Ruling: Although the Court stated that it is the sovereign right of all states to determine its own citizens
and criteria for becoming one in municipal law, such a process would have to be internationally scrutinized
if the question is of diplomatic protection. The Court upheld the principle of effective nationality
(the Nottebohm principle): the national must prove a meaningful connection to the state in question. That
principle had previously been applied only in cases of dual nationality to determine the nationality that
should be used in a given case. The court ruled that Nottebohm's naturalization as a citizen of
Liechtenstein had not been based on any genuine link with that country, but for the sole purpose of
enabling him to replace his status as the national of a belligerent state with that of a neutral state in a
time of war.
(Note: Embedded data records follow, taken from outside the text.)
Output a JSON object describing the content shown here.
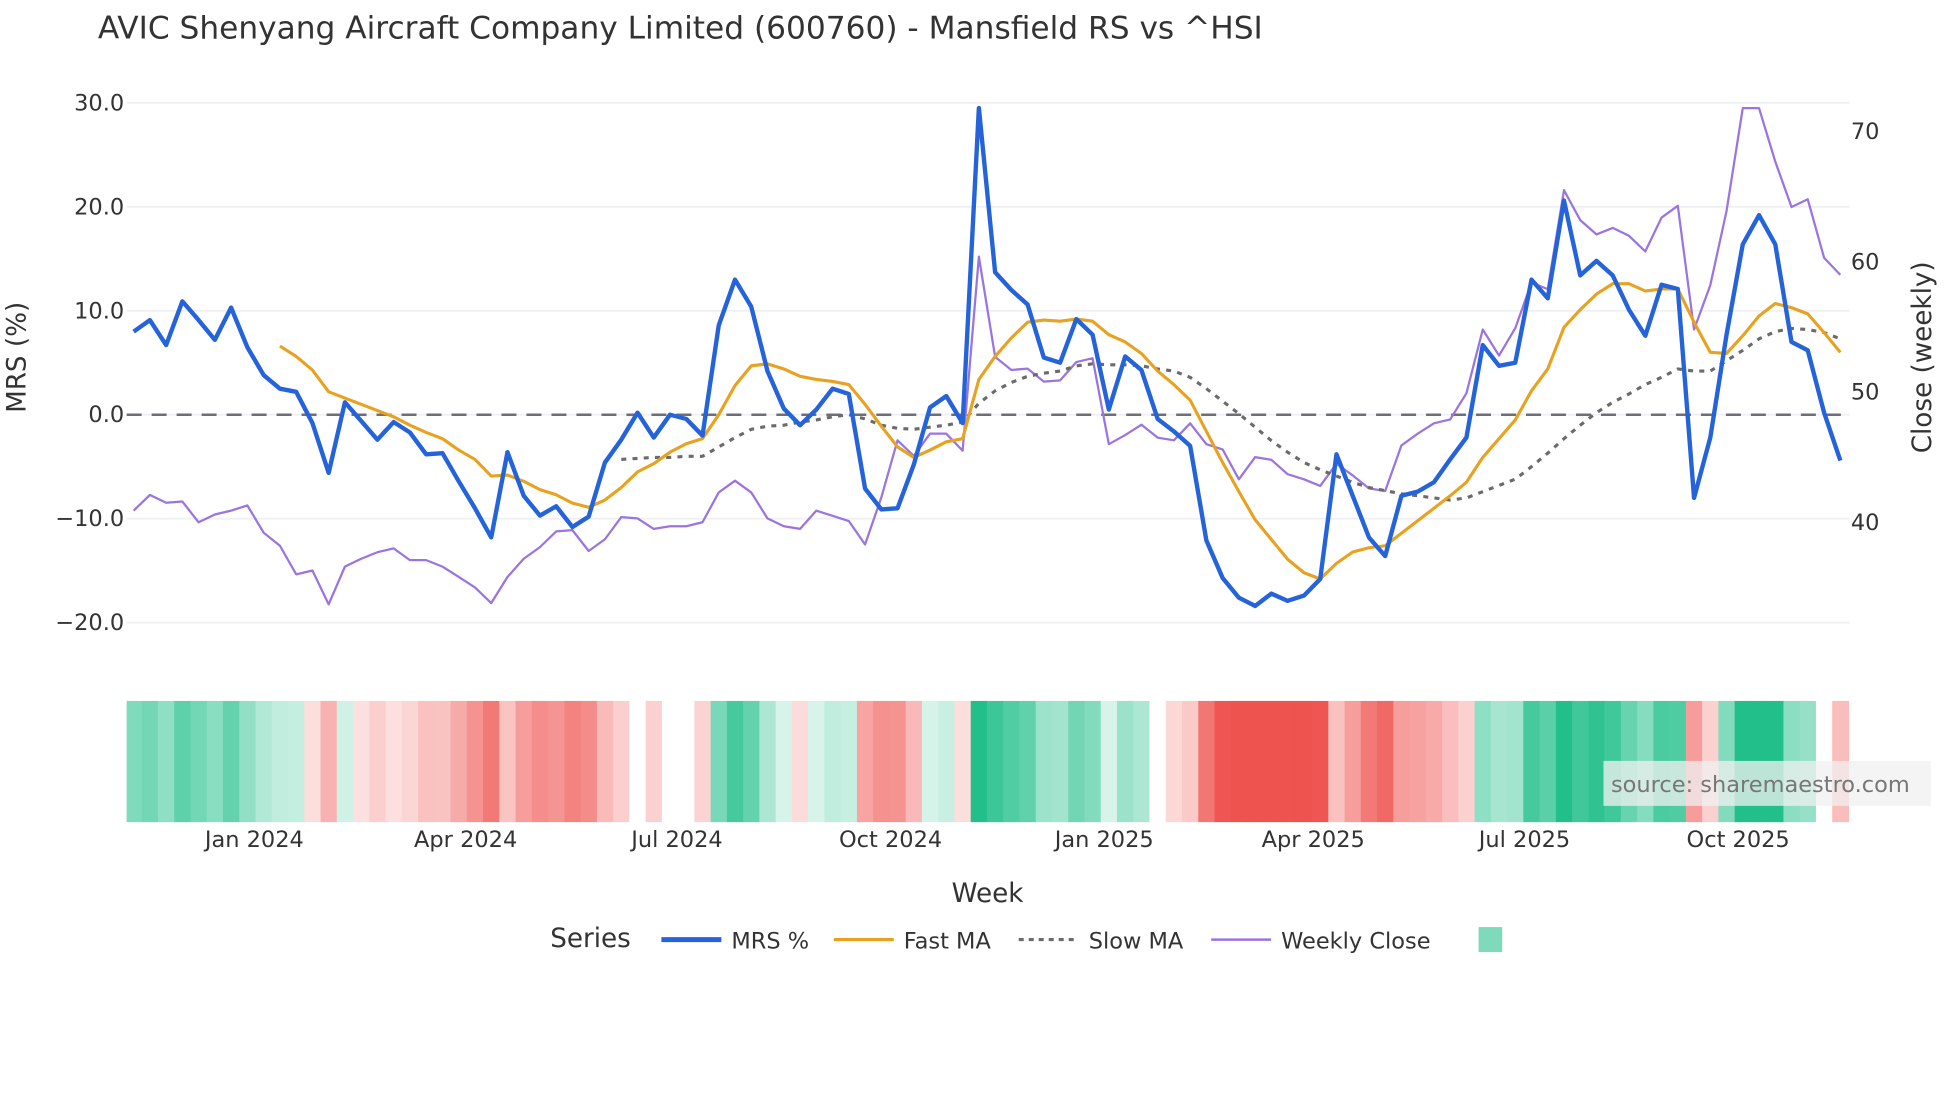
{
  "chart_data": {
    "type": "line",
    "title": "AVIC Shenyang Aircraft Company Limited (600760) - Mansfield RS vs ^HSI",
    "xlabel": "Week",
    "ylabel": "MRS (%)",
    "y2label": "Close (weekly)",
    "x_start": "2023-11-10",
    "x_step_days": 7,
    "xlim": [
      "2023-11-07",
      "2025-11-18"
    ],
    "ylim": [
      -22,
      31
    ],
    "y2lim": [
      30.7,
      73
    ],
    "grid": true,
    "zero_line": 0,
    "x_ticks": [
      {
        "date": "2024-01-01",
        "label": "Jan 2024"
      },
      {
        "date": "2024-04-01",
        "label": "Apr 2024"
      },
      {
        "date": "2024-07-01",
        "label": "Jul 2024"
      },
      {
        "date": "2024-10-01",
        "label": "Oct 2024"
      },
      {
        "date": "2025-01-01",
        "label": "Jan 2025"
      },
      {
        "date": "2025-04-01",
        "label": "Apr 2025"
      },
      {
        "date": "2025-07-01",
        "label": "Jul 2025"
      },
      {
        "date": "2025-10-01",
        "label": "Oct 2025"
      }
    ],
    "y_ticks": [
      {
        "value": 30,
        "label": "30.0"
      },
      {
        "value": 20,
        "label": "20.0"
      },
      {
        "value": 10,
        "label": "10.0"
      },
      {
        "value": 0,
        "label": "0.0"
      },
      {
        "value": -10,
        "label": "−10.0"
      },
      {
        "value": -20,
        "label": "−20.0"
      }
    ],
    "y2_ticks": [
      {
        "value": 40,
        "label": "40"
      },
      {
        "value": 50,
        "label": "50"
      },
      {
        "value": 60,
        "label": "60"
      },
      {
        "value": 70,
        "label": "70"
      }
    ],
    "legend": {
      "title": "Series",
      "placement": "bottom",
      "items": [
        {
          "key": "mrs",
          "label": "MRS %"
        },
        {
          "key": "fast",
          "label": "Fast MA"
        },
        {
          "key": "slow",
          "label": "Slow MA"
        },
        {
          "key": "close",
          "label": "Weekly Close"
        },
        {
          "key": "regime",
          "label": ""
        }
      ]
    },
    "colors": {
      "mrs": "#2563db",
      "fast": "#e8a21f",
      "slow": "#6b6b6b",
      "close": "#9b74e0",
      "positive": "#22bf8a",
      "negative": "#ef5350",
      "zero_line": "#6e6e78",
      "grid": "#eef0f4"
    },
    "series": [
      {
        "key": "mrs",
        "name": "MRS %",
        "axis": "left",
        "start_index": 0,
        "values": [
          8.0,
          9.1,
          6.7,
          10.9,
          9.1,
          7.2,
          10.3,
          6.5,
          3.8,
          2.5,
          2.2,
          -0.8,
          -5.6,
          1.2,
          -0.6,
          -2.4,
          -0.7,
          -1.7,
          -3.8,
          -3.7,
          -6.4,
          -9.0,
          -11.8,
          -3.6,
          -7.8,
          -9.7,
          -8.8,
          -10.8,
          -9.8,
          -4.6,
          -2.4,
          0.2,
          -2.2,
          0.0,
          -0.4,
          -2.0,
          8.6,
          13.0,
          10.4,
          4.2,
          0.6,
          -1.0,
          0.5,
          2.5,
          2.0,
          -7.1,
          -9.1,
          -9.0,
          -4.8,
          0.7,
          1.8,
          -0.8,
          29.5,
          13.7,
          12.0,
          10.6,
          5.5,
          5.0,
          9.2,
          7.7,
          0.5,
          5.6,
          4.3,
          -0.4,
          -1.6,
          -3.0,
          -12.1,
          -15.7,
          -17.6,
          -18.4,
          -17.2,
          -17.9,
          -17.4,
          -15.8,
          -3.8,
          -7.8,
          -11.8,
          -13.6,
          -7.8,
          -7.4,
          -6.5,
          -4.3,
          -2.2,
          6.7,
          4.7,
          5.0,
          13.0,
          11.2,
          20.6,
          13.4,
          14.8,
          13.4,
          10.1,
          7.6,
          12.5,
          12.1,
          -8.0,
          -2.2,
          7.7,
          16.4,
          19.2,
          16.4,
          7.0,
          6.2,
          0.2,
          -4.4
        ]
      },
      {
        "key": "fast",
        "name": "Fast MA",
        "axis": "left",
        "start_index": 9,
        "values": [
          6.6,
          5.6,
          4.3,
          2.2,
          1.6,
          1.0,
          0.4,
          -0.2,
          -1.0,
          -1.7,
          -2.3,
          -3.4,
          -4.3,
          -5.9,
          -5.8,
          -6.4,
          -7.2,
          -7.7,
          -8.5,
          -8.9,
          -8.2,
          -7.0,
          -5.5,
          -4.7,
          -3.6,
          -2.8,
          -2.3,
          0.0,
          2.8,
          4.7,
          4.9,
          4.4,
          3.7,
          3.4,
          3.2,
          2.9,
          1.0,
          -1.1,
          -3.1,
          -4.1,
          -3.4,
          -2.6,
          -2.3,
          3.4,
          5.6,
          7.4,
          8.9,
          9.1,
          9.0,
          9.2,
          9.0,
          7.7,
          7.0,
          5.9,
          4.2,
          2.9,
          1.4,
          -1.6,
          -4.6,
          -7.4,
          -10.1,
          -12.0,
          -13.9,
          -15.2,
          -15.8,
          -14.3,
          -13.2,
          -12.8,
          -12.6,
          -11.4,
          -10.2,
          -9.0,
          -7.8,
          -6.5,
          -4.1,
          -2.3,
          -0.5,
          2.3,
          4.4,
          8.4,
          10.1,
          11.6,
          12.6,
          12.6,
          11.9,
          12.1,
          12.1,
          8.9,
          6.0,
          5.9,
          7.6,
          9.5,
          10.7,
          10.3,
          9.7,
          7.9,
          6.0
        ]
      },
      {
        "key": "slow",
        "name": "Slow MA",
        "axis": "left",
        "start_index": 30,
        "values": [
          -4.3,
          -4.2,
          -4.1,
          -4.1,
          -4.0,
          -4.0,
          -3.1,
          -2.2,
          -1.4,
          -1.1,
          -1.0,
          -0.7,
          -0.5,
          -0.2,
          0.0,
          -0.4,
          -1.0,
          -1.3,
          -1.4,
          -1.2,
          -1.0,
          -0.7,
          1.1,
          2.3,
          3.1,
          3.7,
          4.0,
          4.2,
          4.7,
          4.9,
          4.8,
          4.8,
          4.7,
          4.4,
          4.2,
          3.6,
          2.5,
          1.3,
          0.1,
          -1.2,
          -2.5,
          -3.6,
          -4.6,
          -5.3,
          -5.9,
          -6.5,
          -7.0,
          -7.3,
          -7.6,
          -7.8,
          -8.0,
          -8.2,
          -8.0,
          -7.4,
          -6.8,
          -6.2,
          -5.0,
          -3.7,
          -2.3,
          -1.0,
          0.2,
          1.2,
          2.0,
          2.9,
          3.6,
          4.4,
          4.2,
          4.2,
          5.2,
          6.2,
          7.3,
          8.0,
          8.3,
          8.2,
          7.9,
          7.3
        ]
      },
      {
        "key": "close",
        "name": "Weekly Close",
        "axis": "right",
        "start_index": 0,
        "values": [
          40.9,
          42.1,
          41.5,
          41.6,
          40.0,
          40.6,
          40.9,
          41.3,
          39.2,
          38.2,
          36.0,
          36.3,
          33.7,
          36.6,
          37.2,
          37.7,
          38.0,
          37.1,
          37.1,
          36.6,
          35.8,
          35.0,
          33.8,
          35.8,
          37.2,
          38.1,
          39.3,
          39.4,
          37.8,
          38.7,
          40.4,
          40.3,
          39.5,
          39.7,
          39.7,
          40.0,
          42.3,
          43.2,
          42.3,
          40.3,
          39.7,
          39.5,
          40.9,
          40.5,
          40.1,
          38.3,
          41.9,
          46.3,
          45.1,
          46.8,
          46.8,
          45.5,
          60.4,
          52.7,
          51.7,
          51.8,
          50.8,
          50.9,
          52.3,
          52.6,
          46.0,
          46.7,
          47.5,
          46.5,
          46.3,
          47.6,
          46.0,
          45.6,
          43.3,
          45.0,
          44.8,
          43.7,
          43.3,
          42.8,
          44.5,
          43.6,
          42.6,
          42.4,
          45.9,
          46.8,
          47.6,
          47.9,
          49.9,
          54.8,
          52.8,
          54.9,
          58.4,
          57.9,
          65.5,
          63.2,
          62.1,
          62.6,
          62.0,
          60.8,
          63.4,
          64.3,
          54.8,
          58.2,
          63.9,
          71.8,
          71.8,
          67.7,
          64.2,
          64.8,
          60.3,
          59.0
        ]
      }
    ]
  },
  "source_label": "source: sharemaestro.com"
}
The Court held that Liechtenstein was not entitled to take up his case and put forward an
international claim on his behalf against Guatemala:

— Naturalization was asked for not so much for the purpose of obtaining a legal recognition of
Nottebohm's membership in fact in the population of Liechtenstein, as it was to enable him to substitute
for his status as a national of a belligerent State that of a national of a neutral State, with the sole aim of
thus coming within the protection of Liechtenstein but not of becoming wedded to its traditions, its
interests, its way of life or of assuming the obligations-other than fiscal obligations-and exercising the
rights pertaining to the status thus acquired.

Guatemala is under no obligation to recognize a nationality granted in such circumstances. Liechtenstein


consequently is not entitled to extend its protection to Nottebohm vis-à-vis Guatemala and its claim must,
for this reason, be held to be inadmissible.